Palladium prompted on-demand cysteine chemistry for the synthesis of challenging and uniquely modified proteins

Organic chemistry allows for the modification and chemical preparation of protein analogues for various studies. The thiolate side chain of the Cys residue has been a key functionality in these ventures. In order to generate complex molecular targets, there is a particular need to incorporate orthogonal protecting groups of the thiolated amino acids to control the directionality of synthesis and modification site. Here, we demonstrate the tuning of palladium chemoselectivity in aqueous medium for on-demand deprotection of several Cys-protecting groups that are useful in protein synthesis and modification.
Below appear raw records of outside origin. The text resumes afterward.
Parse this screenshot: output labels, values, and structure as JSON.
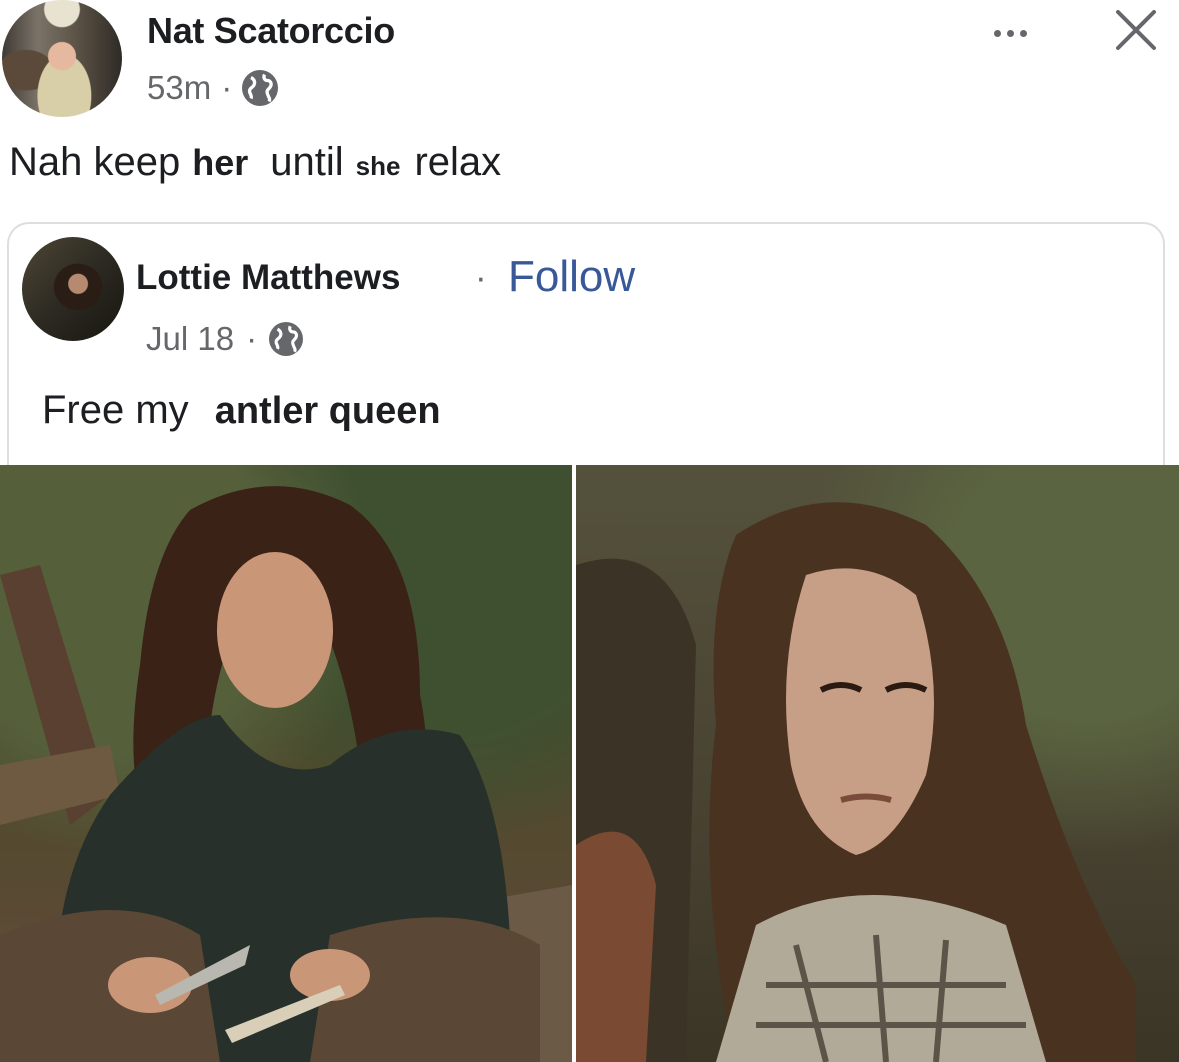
{
  "post": {
    "author": "Nat Scatorccio",
    "time": "53m",
    "separator": "·",
    "text_parts": [
      "Nah keep",
      "her",
      "until",
      "she",
      "relax"
    ]
  },
  "shared_post": {
    "author": "Lottie Matthews",
    "separator": "·",
    "follow_label": "Follow",
    "date": "Jul 18",
    "text_parts": [
      "Free my",
      "antler queen"
    ]
  },
  "colors": {
    "link": "#385898",
    "meta": "#65676b",
    "border": "#dcdee2"
  },
  "icons": {
    "audience": "globe-icon",
    "menu": "more-options-icon",
    "close": "close-icon"
  }
}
These tools allow the preparation of highly complex analogues as we demonstrate in the synthesis of the copper storage protein and selectively modified peptides with multiple Cys residues. We also report the synthesis of an activity-based probe comprising ubiquitinated histone H2A and its incorporation into nucleosomes and demonstrate its reactivity with deubiquitinating enzyme to generate a covalent nucleosome–enzyme complex. Cysteine side chains are reactive sites of protein synthesis and modification. Here, the authors show that tuning palladium chemoselectivity allows for selective removal of several cysteine protection groups, and use their method to synthesize challenging protein analogues.